The devels had been seen by others in the Tomb. Marmion emitted one of his ear-splitting whistles.

‘That’s the last time I’ll do that, I promise you,’ he said, trying for humour. ‘We’ve come to the end of the road. This is where we’re going to put our foot down and say “enough”. The job’s not yet finished, and I for one won’t be leaving until it is.’ His dark eyes scanned the weary group gathered before him, looking for signs of dissent. He received none, not even from Pukje. ‘Now, we’ve had word from the outside world, and we may receive some help, but I think it’s best to assume we won’t get it. We do possess resources we haven’t fully drawn on yet. I have some thoughts, and from what I overheard Skender and Banner talking about, they do too. Don’t be afraid to suggest or try something — anything — that might buy us some time.’

‘How long do we have to hold?’ asked Lidia Delfine.

‘An hour or less,’ the Alcaide said. Sal stood with his arms folded next to Shilly. Their expressions were identically dispirited.

‘That’s not so long,’ said Highson. ‘We can easily manage it after everything else we’ve done.’

The look on Lidia Delfine’s face told Skender that she disagreed, but she kept her mouth shut — as did Griel and all the other seasoned fighters in the group. Skender understood why. He had read enough history to know that wars could be won or lost in seconds, and that half an hour could be half a lifetime on a battlefield.

‘I want the Tomb near the base of the crater wall to act as a last-ditch defence and a shelter for the injured,’ Marmion said. ‘The rest of us will stand before it. Everyone who can fight will, or they must leave what little protection we offer. The time for fence-sitting is past.’ At this he looked specifically at Pukje, who saluted mockingly. ‘Finally, remember that Yod isn’t an animal, and it isn’t stupid; it’s big and it’s slow, but it might have things in its favour that we can’t begin to imagine. Don’t underestimate it. That mistake could be our last.’

He looked at Sal and Shilly, as though checking to see if they had anything to add. They didn’t. The Goddess stood to one side, flanked by the ghostly twins in their crystal prison. She had nothing to say either. Skender tried to read her mood, but failed.

‘We came here with a common purpose,’ said Griel. The Panic soldier’s leather armour was scuffed and scratched, but he stood proudly at the centre of attention. ‘I’m not leaving until I see it done.’
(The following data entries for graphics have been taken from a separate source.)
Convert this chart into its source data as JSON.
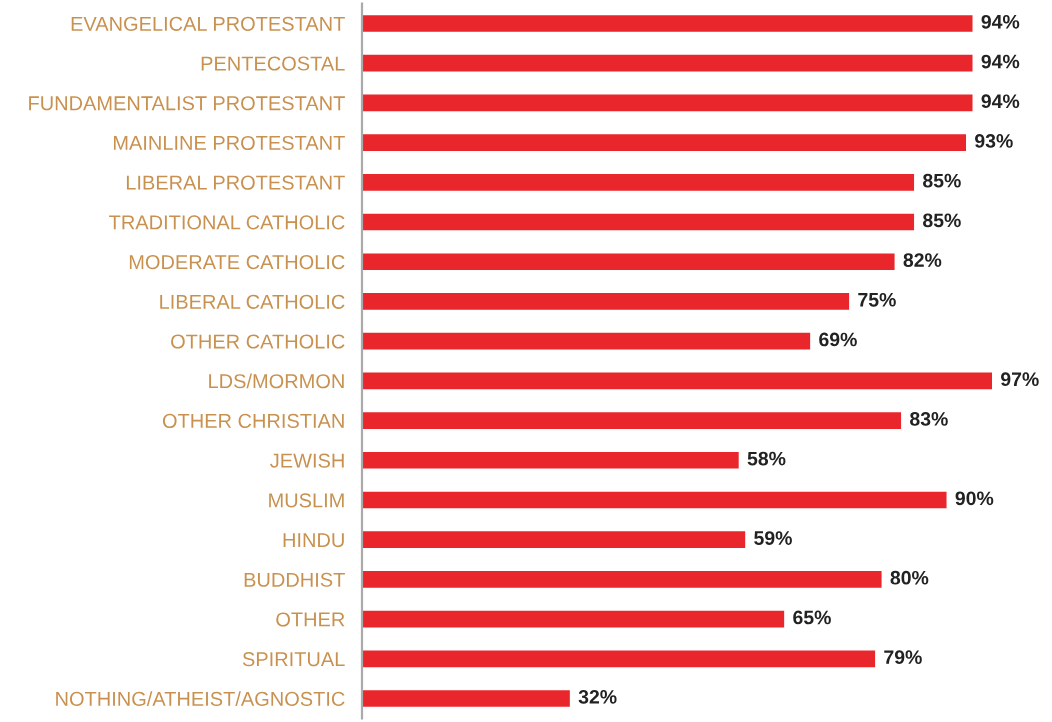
{
  "chart_data": {
    "type": "bar",
    "orientation": "horizontal",
    "categories": [
      "EVANGELICAL PROTESTANT",
      "PENTECOSTAL",
      "FUNDAMENTALIST PROTESTANT",
      "MAINLINE PROTESTANT",
      "LIBERAL PROTESTANT",
      "TRADITIONAL CATHOLIC",
      "MODERATE CATHOLIC",
      "LIBERAL CATHOLIC",
      "OTHER CATHOLIC",
      "LDS/MORMON",
      "OTHER CHRISTIAN",
      "JEWISH",
      "MUSLIM",
      "HINDU",
      "BUDDHIST",
      "OTHER",
      "SPIRITUAL",
      "NOTHING/ATHEIST/AGNOSTIC"
    ],
    "values": [
      94,
      94,
      94,
      93,
      85,
      85,
      82,
      75,
      69,
      97,
      83,
      58,
      90,
      59,
      80,
      65,
      79,
      32
    ],
    "value_labels": [
      "94%",
      "94%",
      "94%",
      "93%",
      "85%",
      "85%",
      "82%",
      "75%",
      "69%",
      "97%",
      "83%",
      "58%",
      "90%",
      "59%",
      "80%",
      "65%",
      "79%",
      "32%"
    ],
    "color": "#e8262b",
    "grid": false,
    "legend": false
  }
}
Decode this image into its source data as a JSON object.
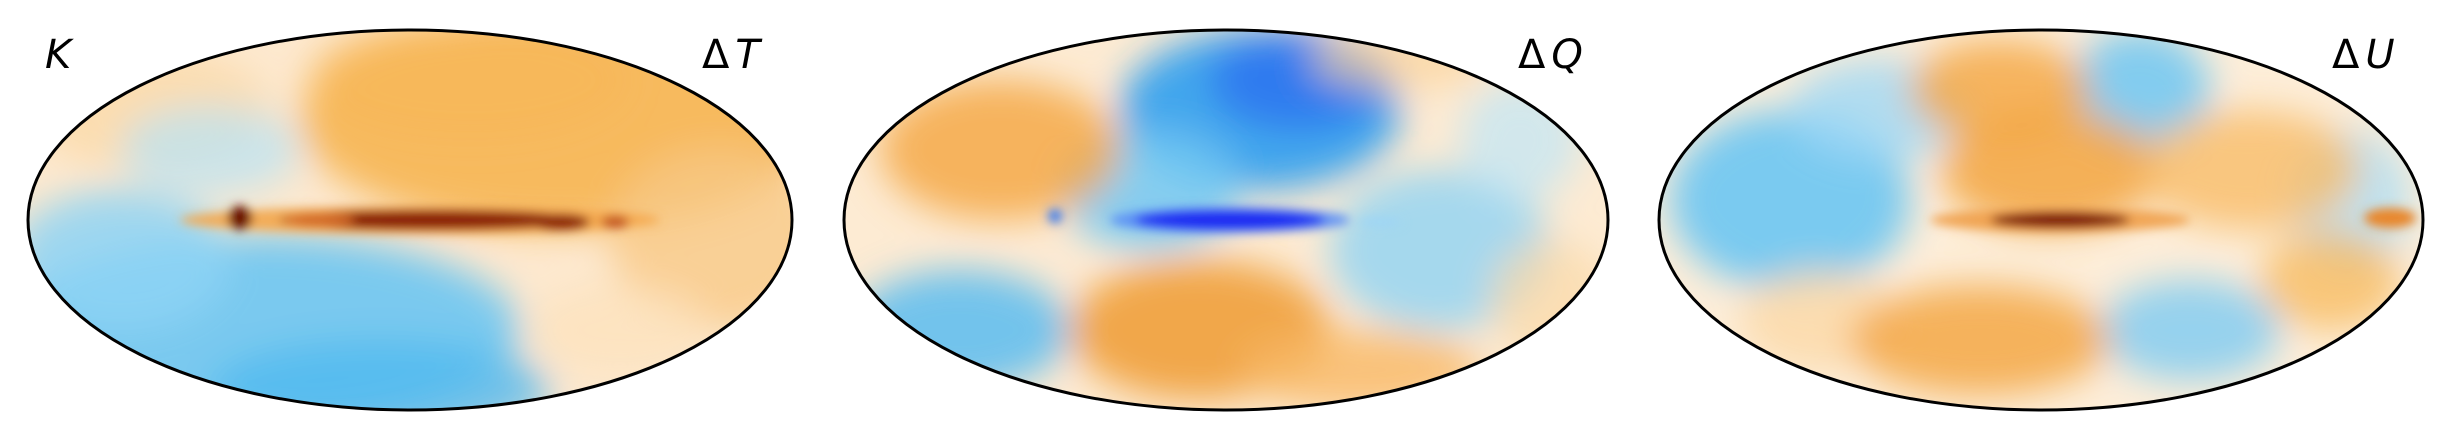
{
  "figure": {
    "panels": [
      {
        "id": "k-band",
        "corner_label": "K",
        "title_symbol": "Δ",
        "title_var": "T",
        "palette": {
          "positive_strong": "#7a0a00",
          "positive": "#f3a21c",
          "neutral": "#fff6ea",
          "negative": "#2aa9f0",
          "negative_strong": "#1f2bf2"
        }
      },
      {
        "id": "delta-q",
        "corner_label": "",
        "title_symbol": "Δ",
        "title_var": "Q",
        "palette": {
          "positive_strong": "#7a0a00",
          "positive": "#f3a21c",
          "neutral": "#fff6ea",
          "negative": "#2aa9f0",
          "negative_strong": "#1f2bf2"
        }
      },
      {
        "id": "delta-u",
        "corner_label": "",
        "title_symbol": "Δ",
        "title_var": "U",
        "palette": {
          "positive_strong": "#7a0a00",
          "positive": "#f3a21c",
          "neutral": "#fff6ea",
          "negative": "#2aa9f0",
          "negative_strong": "#1f2bf2"
        }
      }
    ]
  }
}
‘For everyone in the forest,’ agreed Lidia Delfine.

‘For everyone everywhere,’ said Rosevear.

‘For everyone we’ve lost,’ said Orma, the young Ice Eater.

‘And for those we can still save,’ added Skender, feeling his face flush. Embarrassment didn’t stop him from saying what he knew to be true. If he had to stand over Chu and fight off the devels with his bare hands, he would do it.
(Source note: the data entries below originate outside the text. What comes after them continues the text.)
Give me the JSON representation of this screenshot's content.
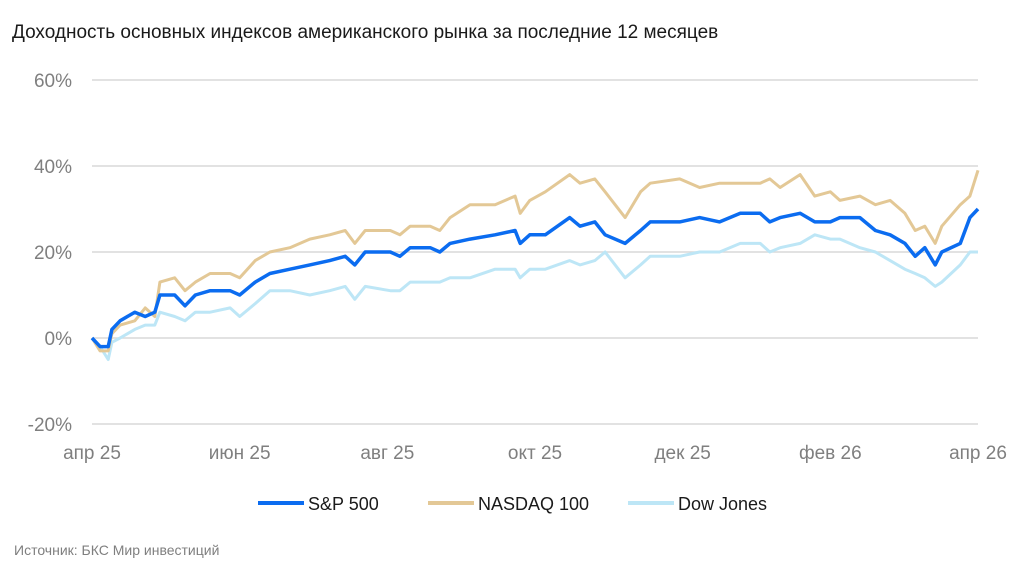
{
  "chart_data": {
    "type": "line",
    "title": "Доходность основных индексов американского рынка за последние 12 месяцев",
    "xlabel": "",
    "ylabel": "",
    "ylim": [
      -20,
      60
    ],
    "xlim": [
      0,
      12
    ],
    "grid": true,
    "legend_position": "bottom",
    "y_ticks": [
      {
        "value": 60,
        "label": "60%"
      },
      {
        "value": 40,
        "label": "40%"
      },
      {
        "value": 20,
        "label": "20%"
      },
      {
        "value": 0,
        "label": "0%"
      },
      {
        "value": -20,
        "label": "-20%"
      }
    ],
    "x_ticks": [
      {
        "value": 0,
        "label": "апр 25"
      },
      {
        "value": 2,
        "label": "июн 25"
      },
      {
        "value": 4,
        "label": "авг 25"
      },
      {
        "value": 6,
        "label": "окт 25"
      },
      {
        "value": 8,
        "label": "дек 25"
      },
      {
        "value": 10,
        "label": "фев 26"
      },
      {
        "value": 12,
        "label": "апр 26"
      }
    ],
    "x": [
      0,
      0.11,
      0.22,
      0.27,
      0.38,
      0.58,
      0.72,
      0.85,
      0.92,
      1.12,
      1.26,
      1.4,
      1.6,
      1.87,
      2.0,
      2.21,
      2.41,
      2.68,
      2.95,
      3.22,
      3.43,
      3.56,
      3.7,
      4.04,
      4.17,
      4.31,
      4.58,
      4.71,
      4.85,
      5.12,
      5.46,
      5.73,
      5.8,
      5.93,
      6.14,
      6.47,
      6.61,
      6.81,
      6.95,
      7.22,
      7.43,
      7.56,
      7.96,
      8.23,
      8.5,
      8.78,
      9.05,
      9.18,
      9.32,
      9.59,
      9.79,
      10.0,
      10.13,
      10.4,
      10.61,
      10.81,
      11.01,
      11.15,
      11.28,
      11.42,
      11.51,
      11.76,
      11.89,
      12.0
    ],
    "series": [
      {
        "name": "S&P 500",
        "color": "#0b6cf0",
        "values": [
          0,
          -2,
          -2,
          2,
          4,
          6,
          5,
          6,
          10,
          10,
          7.5,
          10,
          11,
          11,
          10,
          13,
          15,
          16,
          17,
          18,
          19,
          17,
          20,
          20,
          19,
          21,
          21,
          20,
          22,
          23,
          24,
          25,
          22,
          24,
          24,
          28,
          26,
          27,
          24,
          22,
          25,
          27,
          27,
          28,
          27,
          29,
          29,
          27,
          28,
          29,
          27,
          27,
          28,
          28,
          25,
          24,
          22,
          19,
          21,
          17,
          20,
          22,
          28,
          30
        ]
      },
      {
        "name": "NASDAQ 100",
        "color": "#e3c896",
        "values": [
          0,
          -3,
          -3,
          1,
          3,
          4,
          7,
          5,
          13,
          14,
          11,
          13,
          15,
          15,
          14,
          18,
          20,
          21,
          23,
          24,
          25,
          22,
          25,
          25,
          24,
          26,
          26,
          25,
          28,
          31,
          31,
          33,
          29,
          32,
          34,
          38,
          36,
          37,
          34,
          28,
          34,
          36,
          37,
          35,
          36,
          36,
          36,
          37,
          35,
          38,
          33,
          34,
          32,
          33,
          31,
          32,
          29,
          25,
          26,
          22,
          26,
          31,
          33,
          39
        ]
      },
      {
        "name": "Dow Jones",
        "color": "#bde6f6",
        "values": [
          0,
          -2,
          -5,
          -1,
          0,
          2,
          3,
          3,
          6,
          5,
          4,
          6,
          6,
          7,
          5,
          8,
          11,
          11,
          10,
          11,
          12,
          9,
          12,
          11,
          11,
          13,
          13,
          13,
          14,
          14,
          16,
          16,
          14,
          16,
          16,
          18,
          17,
          18,
          20,
          14,
          17,
          19,
          19,
          20,
          20,
          22,
          22,
          20,
          21,
          22,
          24,
          23,
          23,
          21,
          20,
          18,
          16,
          15,
          14,
          12,
          13,
          17,
          20,
          20
        ]
      }
    ]
  },
  "source": "Источник: БКС Мир инвестиций"
}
‘Thank you,’ said Marmion. The bald warden was visibly moved beneath his usual bluster. There might even have been tears in his eyes. ‘Bring us down, Ellis. There’s no point delaying any longer.’

The Goddess nodded and the Tomb began to descend. The slab of stone loomed over them like the prow of a giant ship, its sides worn smooth by time and the elements. The thought that this might be the last thing he ever saw made Skender feel sick.

The Tomb settled on a shelf of stone by the chin of the old man’s silhouette. A hole opened in its side, letting in bitterly cold air and the cries of approaching devels. A distant booming, like surf crashing to shore but with a more rapid, syncopated rhythm, could only be Yod, Skender realised. It hurried towards them, making surprising speed on its hundreds of stilt-like legs. Tall antennae waved and probed the air, seeking them through senses unknown.

Marmion led the way outside, flanked by Lidia Delfine and Griel. Skender came in the middle of the group, holding a long-bladed knife Heuve had given him. The devels were downslope, roughly fifty in number and of all shapes and colours. He tried not to think about them any more than he had to. Sword and hook and the warden’s skills would keep them at bay for a while. He and Banner had more important work to do.